Frequent and persistent residual inflammatory risk and an associated higher risk for major adverse cardiac and cerebrovascular events have been identified among individuals with baseline low-density lipoprotein cholesterol (LDL-C) ≤70 mg/dL who are undergoing percutaneous coronary intervention, according to a study recently published in the Journal of the American College of Cardiology.
This single-center, retrospective study included 3013 individuals with baseline LDL-C ≤70 mg/dL who were undergoing percutaneous coronary intervention between 2009 and 2016. Serial high-sensitivity C-reactive protein (hsCRP) was assessed at baseline and at least 4 weeks later, with hsCRP >2 mg/L set as the threshold for high residual inflammatory risk.
Individuals with low initial and low continuing hsCRP were classified as consistent low, those with high initial and low continuing hsCRP as attenuated, those with low initial and high continuing hsCRP as increased, and those with high initial and high continuing hsCRP as persistent.
The study’s primary end point was death or a major adverse cardiac and cerebrovascular event within at least 1 year of the second hsCRP measurement. Categorical variables were compared using the chi-square test, and continuous variables were compared using the Student’s t-test.
Among the study population, 40.7% (n = 1225) were consistent low, 13.7% (n = 414) were attenuated, 11.5% (n = 346) were increased, and 1028 (34.1%) were persistent high. Incidence of major adverse cardiac and cerebrovascular events increased in a stepwise manner from persistent low (64.4 per 1000 patient-years [/1000 py]) to attenuated (96.6/1000 py), increased (138.0/1000 py), and persistent high (152.4/1000 py; P <.001 for all).
For all-cause death, the respective rates were 13.6, 19.9, 42.1, and 67.3 /1000 py (P <.001 for all). Major adverse cardiac and cerebrovascular events were strongly associated with persistent high residual inflammatory risk (adjusted hazard ratio 2.10 [95% CI, 1.45-3.02]; P <.001).

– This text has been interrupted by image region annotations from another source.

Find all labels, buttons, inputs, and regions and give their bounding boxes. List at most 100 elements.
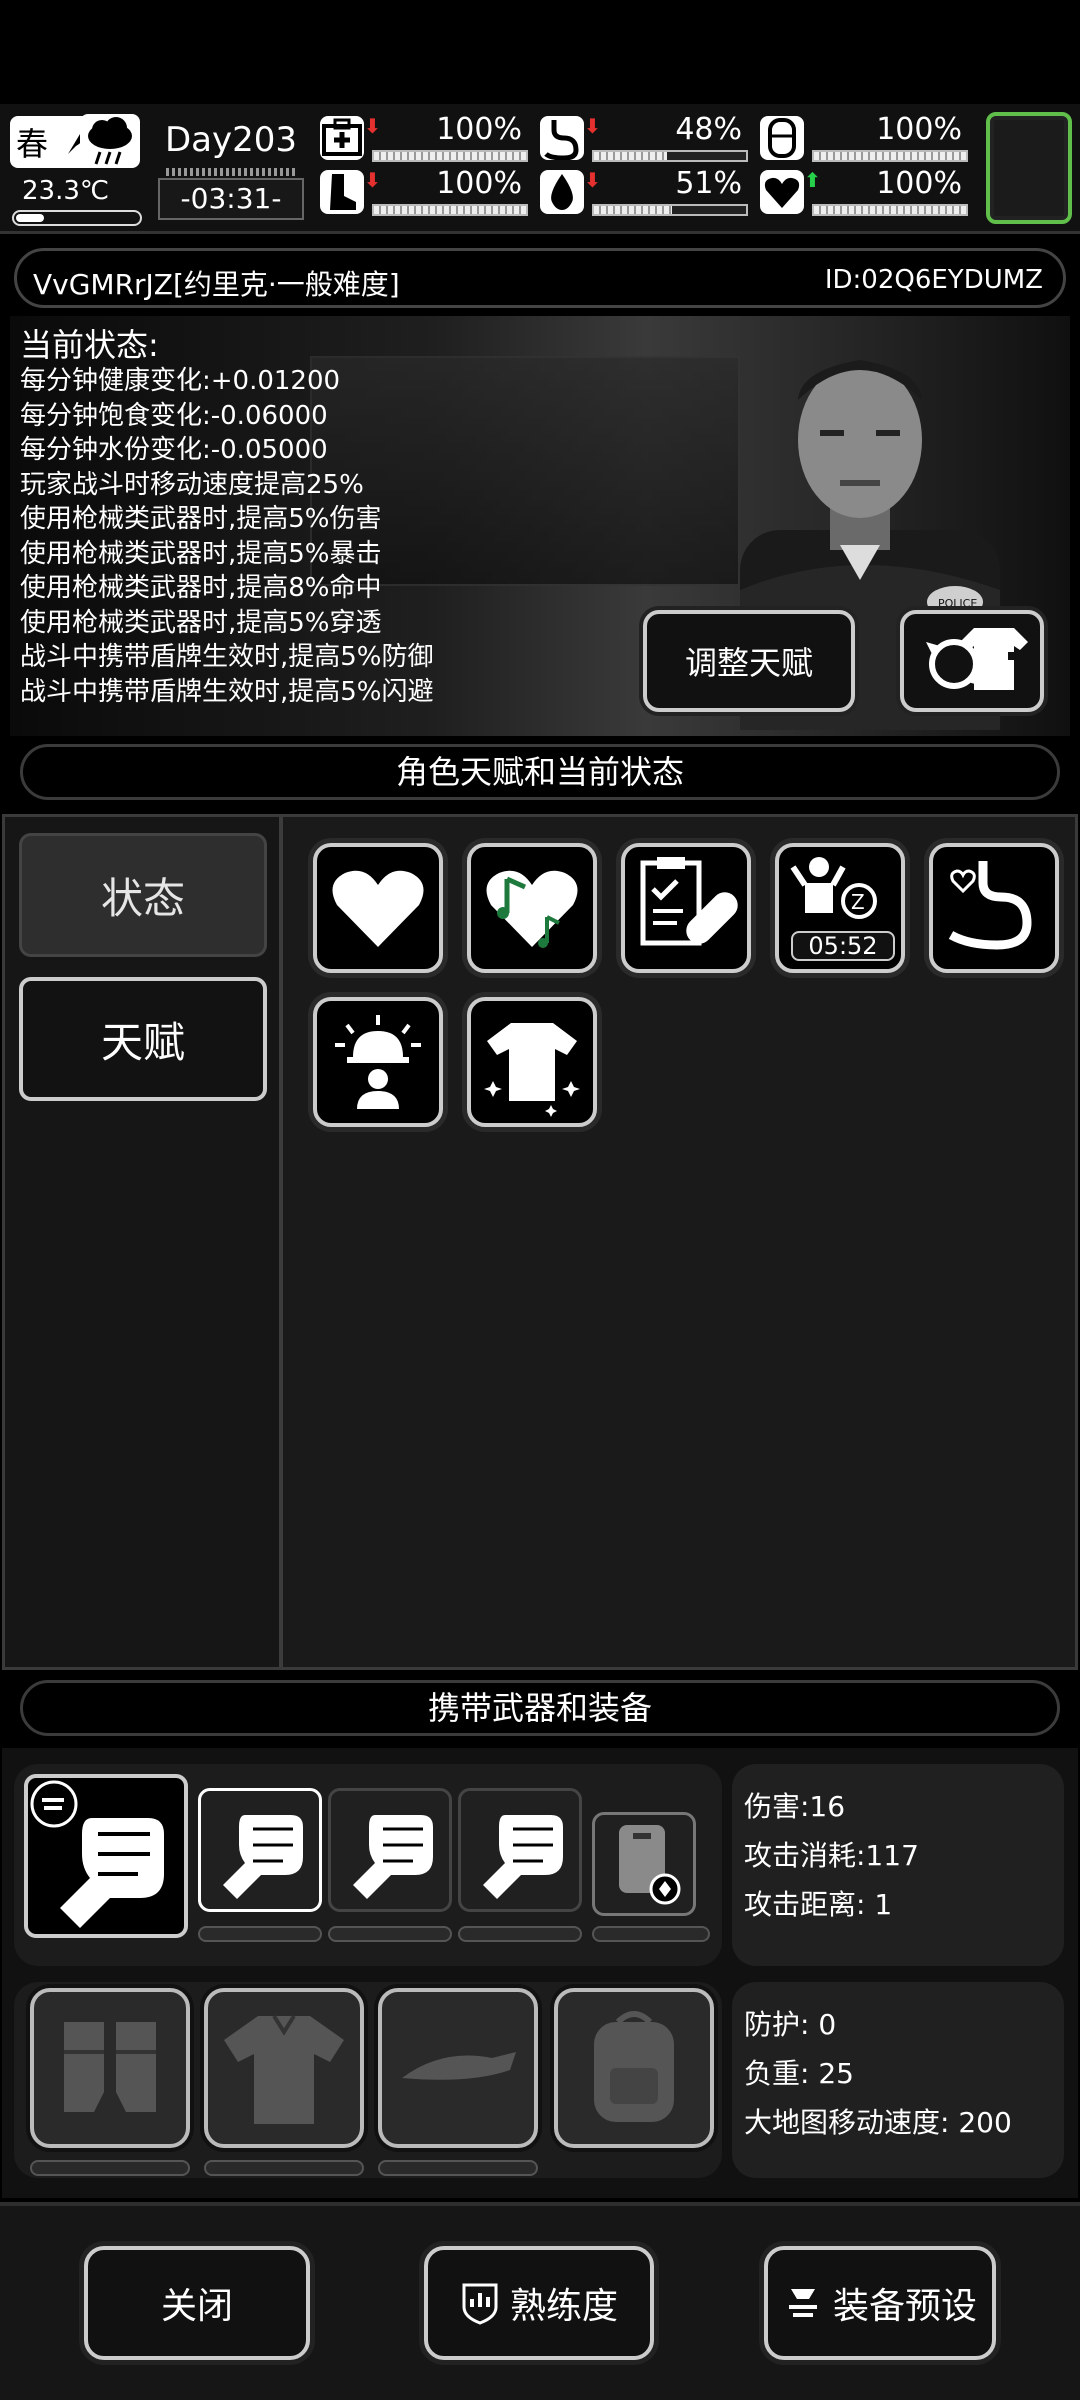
clipboard-pill-icon <box>640 857 738 946</box>
armor-slots <box>14 1982 722 2178</box>
stomach-status-tile[interactable] <box>929 843 1059 973</box>
shield-slot[interactable] <box>592 1812 696 1916</box>
cloud-rain-icon <box>80 114 140 168</box>
status-line: 战斗中携带盾牌生效时,提高5%闪避 <box>20 676 434 707</box>
music-heart-tile[interactable] <box>467 843 597 973</box>
stat-bar-fill <box>374 152 526 160</box>
alarm-status-tile[interactable] <box>313 997 443 1127</box>
stat-thirst[interactable]: ⬇ 51% <box>540 166 750 216</box>
slot-durability-bar <box>204 2160 364 2176</box>
talent-sidebar: 状态 天赋 <box>5 817 283 1667</box>
fist-icon <box>30 1780 164 1928</box>
clean-clothes-tile[interactable] <box>467 997 597 1127</box>
stat-bar-fill <box>814 206 966 214</box>
main-weapon-slot[interactable] <box>24 1774 188 1938</box>
backpack-slot[interactable] <box>554 1988 714 2148</box>
stat-value: 100% <box>436 112 522 147</box>
stat-value: 100% <box>876 166 962 201</box>
stat-medical[interactable]: ⬇ 100% <box>320 112 530 162</box>
gloves-slot[interactable] <box>30 1988 190 2148</box>
status-line: 使用枪械类武器时,提高5%伤害 <box>20 504 382 534</box>
proficiency-label: 熟练度 <box>509 2286 618 2327</box>
preset-icon <box>788 2289 817 2317</box>
weapon-stats: 伤害:16 攻击消耗:117 攻击距离: 1 <box>732 1764 1064 1966</box>
health-status-tile[interactable] <box>313 843 443 973</box>
equipment-area: 伤害:16 攻击消耗:117 攻击距离: 1 防护: 0 负重: 25 大地图移… <box>2 1748 1078 2198</box>
equip-preset-button[interactable]: 装备预设 <box>764 2246 996 2360</box>
stat-bar <box>372 204 528 216</box>
siren-person-icon <box>335 1015 421 1109</box>
heart-icon <box>760 170 804 214</box>
fist-icon <box>483 1815 563 1899</box>
player-name-bar: VvGMRrJZ[约里克·一般难度] ID:02Q6EYDUMZ <box>14 248 1066 308</box>
fist-icon <box>223 1815 303 1899</box>
weapon-slot-3[interactable] <box>458 1788 582 1912</box>
stat-mood[interactable]: ⬆ 100% <box>760 166 970 216</box>
status-effects-list: 每分钟健康变化:+0.01200 每分钟饱食变化:-0.06000 每分钟水份变… <box>20 364 434 709</box>
slot-durability-bar <box>328 1926 452 1942</box>
sleep-status-tile[interactable]: Z 05:52 <box>775 843 905 973</box>
day-progress-bar <box>166 168 296 176</box>
status-title: 当前状态: <box>20 326 159 364</box>
armor-stats: 防护: 0 负重: 25 大地图移动速度: 200 <box>732 1982 1064 2178</box>
outfit-swap-icon <box>926 628 1028 690</box>
shield-icon <box>760 116 804 160</box>
status-line: 每分钟水份变化:-0.05000 <box>20 435 328 465</box>
water-drop-icon <box>540 170 584 214</box>
down-arrow-icon: ⬇ <box>584 114 601 138</box>
status-line: 玩家战斗时移动速度提高25% <box>20 469 364 500</box>
talent-section-title: 角色天赋和当前状态 <box>20 744 1060 800</box>
bottom-bar: 关闭 熟练度 装备预设 <box>0 2202 1080 2400</box>
load-stat: 负重: 25 <box>744 2057 854 2090</box>
medical-record-tile[interactable] <box>621 843 751 973</box>
character-slot-button[interactable] <box>986 112 1072 224</box>
up-arrow-icon: ⬆ <box>804 168 821 192</box>
map-speed-stat: 大地图移动速度: 200 <box>744 2106 1012 2139</box>
tab-status[interactable]: 状态 <box>19 833 267 957</box>
player-id: ID:02Q6EYDUMZ <box>824 265 1043 295</box>
down-arrow-icon: ⬇ <box>584 168 601 192</box>
close-label: 关闭 <box>160 2286 233 2327</box>
stat-value: 51% <box>675 166 742 201</box>
protection-stat: 防护: 0 <box>744 2008 837 2041</box>
status-line: 每分钟健康变化:+0.01200 <box>20 366 341 396</box>
stat-bar-fill <box>374 206 526 214</box>
boot-icon <box>320 170 364 214</box>
equipment-section-title: 携带武器和装备 <box>20 1680 1060 1736</box>
stat-bar <box>812 150 968 162</box>
music-heart-icon <box>486 870 578 948</box>
riot-shield-icon <box>619 1825 681 1905</box>
weapon-slots <box>14 1764 722 1966</box>
adjust-talent-button[interactable]: 调整天赋 <box>643 610 855 712</box>
stat-stamina[interactable]: ⬇ 100% <box>320 166 530 216</box>
shirt-slot[interactable] <box>204 1988 364 2148</box>
slot-durability-bar <box>198 1926 322 1942</box>
tab-talent[interactable]: 天赋 <box>19 977 267 1101</box>
down-arrow-icon: ⬇ <box>364 168 381 192</box>
stat-armor[interactable]: 100% <box>760 112 970 162</box>
heart-icon <box>332 870 424 947</box>
attack-cost-stat: 攻击消耗:117 <box>744 1839 919 1872</box>
stat-bar <box>592 150 748 162</box>
slot-durability-bar <box>592 1926 710 1942</box>
clock-time: -03:31- <box>158 178 304 220</box>
top-status-bar: 春 23.3℃ Day203 -03:31- ⬇ 100% ⬇ 48% 100%… <box>0 104 1080 234</box>
proficiency-button[interactable]: 熟练度 <box>424 2246 654 2360</box>
hat-slot[interactable] <box>378 1988 538 2148</box>
status-line: 战斗中携带盾牌生效时,提高5%防御 <box>20 642 434 672</box>
down-arrow-icon: ⬇ <box>364 114 381 138</box>
weapon-slot-2[interactable] <box>328 1788 452 1912</box>
weapon-slot-1[interactable] <box>198 1788 322 1912</box>
stat-bar-fill <box>594 152 667 160</box>
stat-hunger[interactable]: ⬇ 48% <box>540 112 750 162</box>
slot-durability-bar <box>378 2160 538 2176</box>
stomach-icon <box>540 116 584 160</box>
close-button[interactable]: 关闭 <box>84 2246 310 2360</box>
talent-area: 状态 天赋 Z 05:52 <box>2 814 1078 1670</box>
temperature: 23.3℃ <box>22 176 110 206</box>
swap-outfit-button[interactable] <box>900 610 1044 712</box>
svg-text:Z: Z <box>851 890 865 914</box>
stat-value: 48% <box>675 112 742 147</box>
status-line: 使用枪械类武器时,提高5%暴击 <box>20 538 382 569</box>
status-line: 使用枪械类武器时,提高8%命中 <box>20 573 382 603</box>
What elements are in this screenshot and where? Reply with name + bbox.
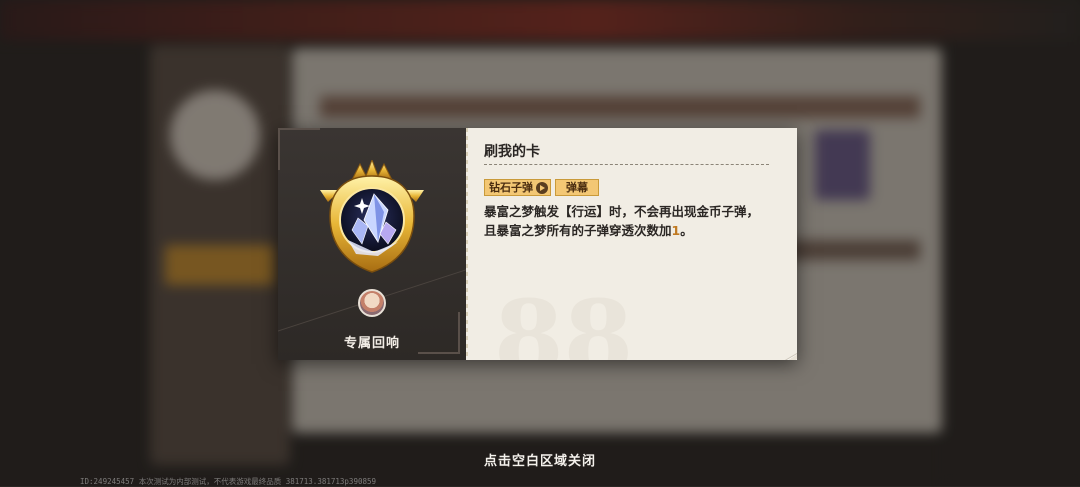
card-title: 刷我的卡	[484, 144, 540, 160]
build-info: ID:249245457 本次测试为内部测试，不代表游戏最终品质 381713.…	[80, 477, 377, 486]
watermark: 88	[494, 278, 634, 360]
tag-label: 弹幕	[566, 181, 588, 194]
card-detail-popup: 专属回响 88 刷我的卡 钻石子弹 弹幕 暴富之梦触发【行运】时，不会再出现金币…	[278, 128, 797, 360]
title-divider	[484, 164, 769, 165]
tag-barrage[interactable]: 弹幕	[555, 179, 599, 196]
description-line: 暴富之梦触发【行运】时，不会再出现金币子弹，	[484, 204, 760, 219]
close-hint[interactable]: 点击空白区域关闭	[0, 450, 1080, 469]
emblem-panel: 专属回响	[278, 128, 466, 360]
corner-decoration	[278, 128, 320, 170]
card-description: 暴富之梦触发【行运】时，不会再出现金币子弹， 且暴富之梦所有的子弹穿透次数加1。	[484, 202, 789, 240]
panel-edge	[466, 128, 468, 360]
play-icon[interactable]	[536, 181, 548, 194]
tag-diamond-bullet[interactable]: 钻石子弹	[484, 179, 551, 196]
highlight-value: 1	[671, 223, 681, 238]
diamond-crystal-crest-icon	[320, 160, 424, 273]
paper-corner-icon	[784, 352, 797, 360]
tag-list: 钻石子弹 弹幕	[484, 179, 599, 196]
character-avatar-icon[interactable]	[358, 289, 386, 317]
tag-label: 钻石子弹	[489, 181, 533, 194]
description-line: 且暴富之梦所有的子弹穿透次数加1。	[484, 223, 693, 238]
emblem-label: 专属回响	[343, 336, 400, 351]
description-panel: 88 刷我的卡 钻石子弹 弹幕 暴富之梦触发【行运】时，不会再出现金币子弹， 且…	[466, 128, 797, 360]
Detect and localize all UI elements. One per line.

Limitations to this study included a lack of generalizability, a retrospective study design, the potential for further covariates, and the likelihood for residual confounders.
The study researchers concluded that “a persistent high [residual inflammatory risk] was observed in one-third of patients undergoing [percutaneous coronary intervention] with low LDL-C at baseline and was independently associated with adverse clinical outcomes. Prospective trials evaluating inflammation modulating intervention in these patients are warranted.”
Disclosure: Certain authors report financial relationships with pharmaceutical companies. For a full list of author disclosures, please refer to the original article.
Guedeney P, Claessen BE, Kalkman DN, et al. Residual inflammatory risk in patients with low LDL cholesterol levels undergoing percutaneous coronary intervention. J Am Coll Cardiol. 2019;73:2401-2409.